Senate Minority Leader Chuck Schumer’s (D-N.Y.) favorability is at its lowest point among New Yorkers in the past 20 years, according to a new survey.
The Siena College poll, released Tuesday, found that Schumer — who was first elected to the Senate in 1998 — is underwater among Big Apple voters, with 39 percent having a favorable view of the lawmaker. About 46 percent said the opposite.
Overall, the Democratic leader’s favorability rating in the state is at the lowest point since February 2005 when it was at 38 percent. Half of the respondents had an unfavorable view of the New York senator. Some 13 percent did not have an opinion, the survey found.
The last time the New York Democrat’s favorability was net positive was in Siena’s February poll, when 45 percent of respondents had a favorable view of the Senate minority leader. At the time, 41 percent said they had an unfavorable view of him.

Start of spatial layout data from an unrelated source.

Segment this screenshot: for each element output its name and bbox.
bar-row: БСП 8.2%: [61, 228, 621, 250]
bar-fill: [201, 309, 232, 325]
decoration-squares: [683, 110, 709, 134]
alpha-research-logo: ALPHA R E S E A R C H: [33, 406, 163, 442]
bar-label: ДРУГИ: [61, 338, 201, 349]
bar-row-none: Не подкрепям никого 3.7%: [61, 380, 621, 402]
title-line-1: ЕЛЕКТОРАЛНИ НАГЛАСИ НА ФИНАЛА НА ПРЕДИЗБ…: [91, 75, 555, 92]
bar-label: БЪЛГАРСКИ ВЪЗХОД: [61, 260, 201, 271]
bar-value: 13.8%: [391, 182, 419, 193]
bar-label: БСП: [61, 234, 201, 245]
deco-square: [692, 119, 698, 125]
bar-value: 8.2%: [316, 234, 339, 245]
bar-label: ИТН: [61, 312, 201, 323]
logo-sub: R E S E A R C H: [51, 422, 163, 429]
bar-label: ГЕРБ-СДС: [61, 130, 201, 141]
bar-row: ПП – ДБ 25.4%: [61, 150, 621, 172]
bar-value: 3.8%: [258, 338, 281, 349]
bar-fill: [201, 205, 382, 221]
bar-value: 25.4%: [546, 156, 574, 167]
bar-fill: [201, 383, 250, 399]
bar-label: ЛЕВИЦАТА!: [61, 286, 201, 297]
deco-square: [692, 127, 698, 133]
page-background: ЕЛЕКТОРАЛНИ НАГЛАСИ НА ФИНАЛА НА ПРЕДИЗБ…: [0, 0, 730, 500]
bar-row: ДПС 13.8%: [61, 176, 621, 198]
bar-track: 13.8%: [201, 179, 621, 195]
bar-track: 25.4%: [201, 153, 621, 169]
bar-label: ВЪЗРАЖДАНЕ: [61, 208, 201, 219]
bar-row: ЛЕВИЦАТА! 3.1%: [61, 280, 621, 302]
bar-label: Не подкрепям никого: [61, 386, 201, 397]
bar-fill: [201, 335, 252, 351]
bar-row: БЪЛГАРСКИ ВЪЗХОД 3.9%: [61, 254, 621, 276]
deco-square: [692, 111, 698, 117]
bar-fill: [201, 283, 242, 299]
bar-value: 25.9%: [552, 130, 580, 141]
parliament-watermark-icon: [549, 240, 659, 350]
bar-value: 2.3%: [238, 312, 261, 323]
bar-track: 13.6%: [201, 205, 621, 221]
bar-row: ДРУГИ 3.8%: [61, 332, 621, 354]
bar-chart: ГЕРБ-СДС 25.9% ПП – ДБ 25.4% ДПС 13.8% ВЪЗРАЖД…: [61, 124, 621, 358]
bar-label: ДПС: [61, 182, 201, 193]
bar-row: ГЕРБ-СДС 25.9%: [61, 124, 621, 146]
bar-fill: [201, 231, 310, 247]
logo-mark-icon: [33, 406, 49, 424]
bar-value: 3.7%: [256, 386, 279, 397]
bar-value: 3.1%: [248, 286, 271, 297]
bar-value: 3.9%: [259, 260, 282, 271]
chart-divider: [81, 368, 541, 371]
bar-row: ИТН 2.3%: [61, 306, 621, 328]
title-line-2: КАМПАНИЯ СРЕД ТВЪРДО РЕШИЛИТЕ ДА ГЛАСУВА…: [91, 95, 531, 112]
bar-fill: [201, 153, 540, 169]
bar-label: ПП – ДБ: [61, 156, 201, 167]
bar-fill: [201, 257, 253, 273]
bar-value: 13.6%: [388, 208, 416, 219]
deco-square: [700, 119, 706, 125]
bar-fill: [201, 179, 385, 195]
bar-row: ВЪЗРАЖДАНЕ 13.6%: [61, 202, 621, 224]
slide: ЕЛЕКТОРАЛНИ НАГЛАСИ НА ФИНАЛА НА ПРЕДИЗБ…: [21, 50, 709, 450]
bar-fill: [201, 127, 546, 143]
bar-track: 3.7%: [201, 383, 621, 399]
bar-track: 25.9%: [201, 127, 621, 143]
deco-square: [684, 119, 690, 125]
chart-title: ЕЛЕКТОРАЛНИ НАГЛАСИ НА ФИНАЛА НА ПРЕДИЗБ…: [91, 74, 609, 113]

Schumer’s favorability has also dropped among Democrats, according to the poll, with 49 percent of Democratic Party voters having a favorable view of the leader. Nearly 4 in 10 respondents, 39 percent, had an unfavorable view of the veteran senator, the results show.
The gap has narrowed since June, when 55 percent had a favorable view of Schumer, compared to 35 percent who said otherwise, the pollsters noted.
An Economist/YouGov poll from mid-April found that just 23 percent of U.S. adults had a favorable view of Schumer, while 51 percent of Americans had an unfavorable outlook of the lawmaker. Later that month, the Democratic leader was asked about a survey showing that he had the lowest approval rating of any congressional leader, which he dismissed.
“Polls come and go. Our party is united,” he said at the time. “We’re on our front foot, we’re stepping forward, going after [President] Trump and having real success.”
The Siena poll was conducted Aug. 4-7 among 813 New York state registered voters. The margin of error was 4.2 percentage points.